Core question 2: which biases do we want investors to have?
Investors who knowingly pass up good opportunities on the basis of the founder's gender are punishing themselves worse than any company they pass over -- their competitors who aren't gender biased will get higher returns, and so will have more money to invest in the future. This is to say that gender biases for startup investing are self-correcting. The investors already have their self-interest maximally aligned with not being sexist.
I don't pretend to know which companies are worth investing in more than any other smart technologist. I also don't pretend to know to what extent gender differences cause differences in returns, so my answer is: investors should be as biased (selective about investing) as they see fit. Startups are positive sum for society, and anyone who can find a way to fund more of them profitably is making the world better.
In large part, this is because I find it very unlikely that any modern investor is knowingly sexist -- I think it's much more likely that the sort of "makes sense" bias I discuss above is at play.
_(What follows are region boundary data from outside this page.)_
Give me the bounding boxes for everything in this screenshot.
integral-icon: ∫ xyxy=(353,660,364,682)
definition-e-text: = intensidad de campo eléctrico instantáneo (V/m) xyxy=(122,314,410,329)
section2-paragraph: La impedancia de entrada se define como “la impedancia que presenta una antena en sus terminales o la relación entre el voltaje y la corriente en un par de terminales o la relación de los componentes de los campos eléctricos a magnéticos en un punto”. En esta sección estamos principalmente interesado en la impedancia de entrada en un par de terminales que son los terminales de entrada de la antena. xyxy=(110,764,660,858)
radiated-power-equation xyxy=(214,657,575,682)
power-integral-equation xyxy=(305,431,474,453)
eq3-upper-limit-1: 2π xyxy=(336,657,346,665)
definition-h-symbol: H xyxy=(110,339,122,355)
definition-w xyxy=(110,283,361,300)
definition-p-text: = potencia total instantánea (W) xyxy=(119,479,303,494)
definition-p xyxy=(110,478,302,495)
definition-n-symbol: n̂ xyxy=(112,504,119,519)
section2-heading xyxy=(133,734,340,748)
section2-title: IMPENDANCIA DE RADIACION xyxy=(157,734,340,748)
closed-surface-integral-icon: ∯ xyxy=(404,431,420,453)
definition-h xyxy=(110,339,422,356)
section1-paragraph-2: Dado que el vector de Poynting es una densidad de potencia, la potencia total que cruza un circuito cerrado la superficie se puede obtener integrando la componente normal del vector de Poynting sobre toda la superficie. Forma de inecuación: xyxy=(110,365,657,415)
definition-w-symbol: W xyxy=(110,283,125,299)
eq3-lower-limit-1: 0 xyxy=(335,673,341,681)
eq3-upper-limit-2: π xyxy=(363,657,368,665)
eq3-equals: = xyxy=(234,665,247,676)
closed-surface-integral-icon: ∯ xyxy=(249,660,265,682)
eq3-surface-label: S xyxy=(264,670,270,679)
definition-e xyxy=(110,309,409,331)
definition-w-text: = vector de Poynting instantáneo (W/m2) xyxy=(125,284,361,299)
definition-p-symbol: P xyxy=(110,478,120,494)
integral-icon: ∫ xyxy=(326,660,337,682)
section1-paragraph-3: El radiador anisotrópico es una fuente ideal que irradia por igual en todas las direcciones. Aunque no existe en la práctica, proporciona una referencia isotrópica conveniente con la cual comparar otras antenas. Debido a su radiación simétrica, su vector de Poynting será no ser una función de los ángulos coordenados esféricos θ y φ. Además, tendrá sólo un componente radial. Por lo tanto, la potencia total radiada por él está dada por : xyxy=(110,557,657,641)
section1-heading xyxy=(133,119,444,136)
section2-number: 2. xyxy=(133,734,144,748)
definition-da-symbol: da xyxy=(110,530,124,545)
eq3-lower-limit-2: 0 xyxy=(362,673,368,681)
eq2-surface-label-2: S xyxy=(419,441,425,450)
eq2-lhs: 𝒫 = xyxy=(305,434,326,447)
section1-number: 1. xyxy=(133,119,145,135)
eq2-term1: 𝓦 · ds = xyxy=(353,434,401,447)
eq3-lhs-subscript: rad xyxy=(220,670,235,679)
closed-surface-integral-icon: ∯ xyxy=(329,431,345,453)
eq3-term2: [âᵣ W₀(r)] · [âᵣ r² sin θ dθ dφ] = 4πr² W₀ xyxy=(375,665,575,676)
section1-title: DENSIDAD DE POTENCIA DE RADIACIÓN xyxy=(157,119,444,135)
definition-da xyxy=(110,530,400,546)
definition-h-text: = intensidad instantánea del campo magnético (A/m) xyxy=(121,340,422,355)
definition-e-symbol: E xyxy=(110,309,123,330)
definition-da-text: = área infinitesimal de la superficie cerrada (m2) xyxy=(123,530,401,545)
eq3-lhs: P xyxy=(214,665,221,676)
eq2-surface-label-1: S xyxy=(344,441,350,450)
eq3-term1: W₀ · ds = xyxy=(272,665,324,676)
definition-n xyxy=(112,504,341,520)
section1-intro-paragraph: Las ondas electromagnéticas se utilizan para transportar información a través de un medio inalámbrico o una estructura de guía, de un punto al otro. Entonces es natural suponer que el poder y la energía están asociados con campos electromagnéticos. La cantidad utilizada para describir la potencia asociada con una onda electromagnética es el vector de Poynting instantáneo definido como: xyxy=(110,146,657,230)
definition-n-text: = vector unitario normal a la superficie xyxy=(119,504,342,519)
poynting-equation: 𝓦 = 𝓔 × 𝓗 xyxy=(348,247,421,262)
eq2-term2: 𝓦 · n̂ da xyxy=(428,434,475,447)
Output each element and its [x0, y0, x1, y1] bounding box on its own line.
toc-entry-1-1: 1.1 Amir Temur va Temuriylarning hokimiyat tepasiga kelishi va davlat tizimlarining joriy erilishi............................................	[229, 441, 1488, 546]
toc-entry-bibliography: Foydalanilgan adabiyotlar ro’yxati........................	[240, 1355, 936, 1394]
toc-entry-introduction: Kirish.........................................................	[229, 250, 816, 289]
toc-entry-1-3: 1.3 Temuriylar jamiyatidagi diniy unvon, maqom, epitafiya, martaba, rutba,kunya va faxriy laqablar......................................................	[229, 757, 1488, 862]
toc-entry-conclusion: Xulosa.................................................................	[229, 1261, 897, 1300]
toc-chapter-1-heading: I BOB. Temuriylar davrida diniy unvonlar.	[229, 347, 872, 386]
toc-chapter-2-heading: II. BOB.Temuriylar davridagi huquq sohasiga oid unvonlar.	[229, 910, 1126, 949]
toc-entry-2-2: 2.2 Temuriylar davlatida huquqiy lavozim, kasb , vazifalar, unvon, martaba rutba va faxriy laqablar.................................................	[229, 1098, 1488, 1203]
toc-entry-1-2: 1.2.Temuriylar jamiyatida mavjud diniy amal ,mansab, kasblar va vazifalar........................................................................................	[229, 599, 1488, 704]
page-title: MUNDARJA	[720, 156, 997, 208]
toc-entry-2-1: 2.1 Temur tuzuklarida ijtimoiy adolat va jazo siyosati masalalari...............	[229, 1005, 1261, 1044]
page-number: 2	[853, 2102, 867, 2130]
Of course, this is an early thought that came from first principals, so counter arguments solicited. Perhaps there is something deeply evil about passing over startups you don't feel comfortable investing in (assuming that comfort has any correlation with founder gender), or perhaps there's some easy fix which makes previously dicy-looking ideas from {other-gender} founders look like obviously good investments. (If you know what that idea is, I'd love to know it too).
5. Thanks to both pg and Chris for the fun math/philosophy problem. :)
>Group A comes from a population where the chance of graduation is distributed uniformly from 0% to 100% and group B is from one where the chance is distributed uniformly from 10% to 90%
>The mean of group B is not lower because of bias (which would be reflected near x=80), but because the very best members of group B are simply not as good as the very best members of group A.
Yes, if we can assume some a-priori knowledge about certain "groups" of people, then we can make a more "informed" decision. That's pretty much the definition of bias, isn't it? Paul Graham's point, as I understood it, was that those assumptions are often invalid. Therefore, bias could cause the market to under value someone or some company. Your counterpoint seems to be, "let's suppose those biases are legitimate."
>Unfortunately, using the mean as a test statistic is flawed - it only works when the pre-selection distribution of A and B is identical, at least beyond C
His argument is based the proposition that different sexes/races have different market value profiles. He needs to demonstrate why that is the case before proceeding to heavy math.